My attachment to my hair ran deep, growing up I was always overweight, I was the biggest in my group of friends and secretly suffered with disordered and binge eating after the loss of someone very close to me. My size had a massive effect on my self-esteem. I was so self-conscious that I would often try to hide my body or make myself smaller in situations and my hair played a huge part in that.

It became a shield, a form of protection. If I had long hair it would cover me up and divert attention away from my double chin and my round face. The longer my hair, the safer and more hidden and I felt. It was what people noticed first and complimented me on, saying things like, “Oh wow, it’s so gorgeous and long, I would love hair like yours – never cut it!” Or, “You wouldn’t be you without your hair”.

These comments were validation that at least one part of me was beautiful and they fuelled a need for me to keep my hair long.  As the years went on and I gained more weight, the issue with my hair became something more serious.
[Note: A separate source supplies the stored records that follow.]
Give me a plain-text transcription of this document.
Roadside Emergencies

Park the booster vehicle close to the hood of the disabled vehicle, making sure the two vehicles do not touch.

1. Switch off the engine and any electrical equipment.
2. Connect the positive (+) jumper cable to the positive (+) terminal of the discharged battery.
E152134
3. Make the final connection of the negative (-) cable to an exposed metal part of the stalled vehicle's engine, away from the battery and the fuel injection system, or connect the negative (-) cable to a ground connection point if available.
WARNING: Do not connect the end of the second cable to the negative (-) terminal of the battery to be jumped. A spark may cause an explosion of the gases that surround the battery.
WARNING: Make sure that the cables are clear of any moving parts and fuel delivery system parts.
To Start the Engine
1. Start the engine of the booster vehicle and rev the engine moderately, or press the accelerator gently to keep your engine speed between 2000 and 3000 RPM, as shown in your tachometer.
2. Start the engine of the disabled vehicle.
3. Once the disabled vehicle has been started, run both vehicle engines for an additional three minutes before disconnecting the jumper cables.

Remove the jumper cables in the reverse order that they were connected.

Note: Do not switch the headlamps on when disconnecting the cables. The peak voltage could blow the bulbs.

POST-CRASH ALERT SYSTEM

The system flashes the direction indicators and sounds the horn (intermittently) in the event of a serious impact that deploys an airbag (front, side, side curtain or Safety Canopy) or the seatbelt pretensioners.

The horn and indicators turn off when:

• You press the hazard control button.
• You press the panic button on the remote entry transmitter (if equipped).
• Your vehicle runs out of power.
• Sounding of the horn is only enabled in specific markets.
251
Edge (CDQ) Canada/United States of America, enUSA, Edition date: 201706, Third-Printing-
I would go months without cutting it so it would stay as long as possible and when eventually I did get it cut I would get upset if more than a tiny bit was taken off.

Even after I discovered the world of body positivity by sharing my life on my blog, my issue with my hair remained, in fact it got bigger. When I gained followers on social media channels I continued to be known for my mermaid locks. No matter what outfit I put on, no matter how daring it was for me, I felt far less self conscious so long as my hair was the focus of it. 

After going on holiday and taking stock I started to address some uncomfortable truths. Looking through my old photos, I realised they all looked the same and this struck a chord with me. Although my hair was long, there wasn’t much I could do with it. It couldn’t hold a curl, it was unmanageable and quite honestly it was mostly thrown into a top knot, and definitely wasn’t a medium of self expression. For once in my life my hair felt like a frustration. I had grown as a person but I was stuck in the past and it was my hair that was holding me back.

This realisation spurred me on to book in for a dramatic haircut. That night I cried but it wasn’t really about my actual hair. I cried because I was letting go of the old me. Saying goodbye to the girl who used her hair as a comfort blanket and taking the scary step into finally facing up to my insecurities.

The next day, as I sat in the hairdressers’ chair and heard the scissors snip, I cried one last time and then a sense of relief rushed over me. Cutting my hair made me feel physically and metaphorically lighter and when I packed my hair into an envelope to donate to the Little Princess Trust I realised how unhelpful my attachment had been. When I thought about the fact that there are children and women out there who lose their hair every day because of cancer or long-term illness my issues paled in significance.

Hair can make us feel beautiful and boost our confidence, but it’s only part of our identity and realising this has made me feel more beautiful than ever. Plus I actually really like the new me.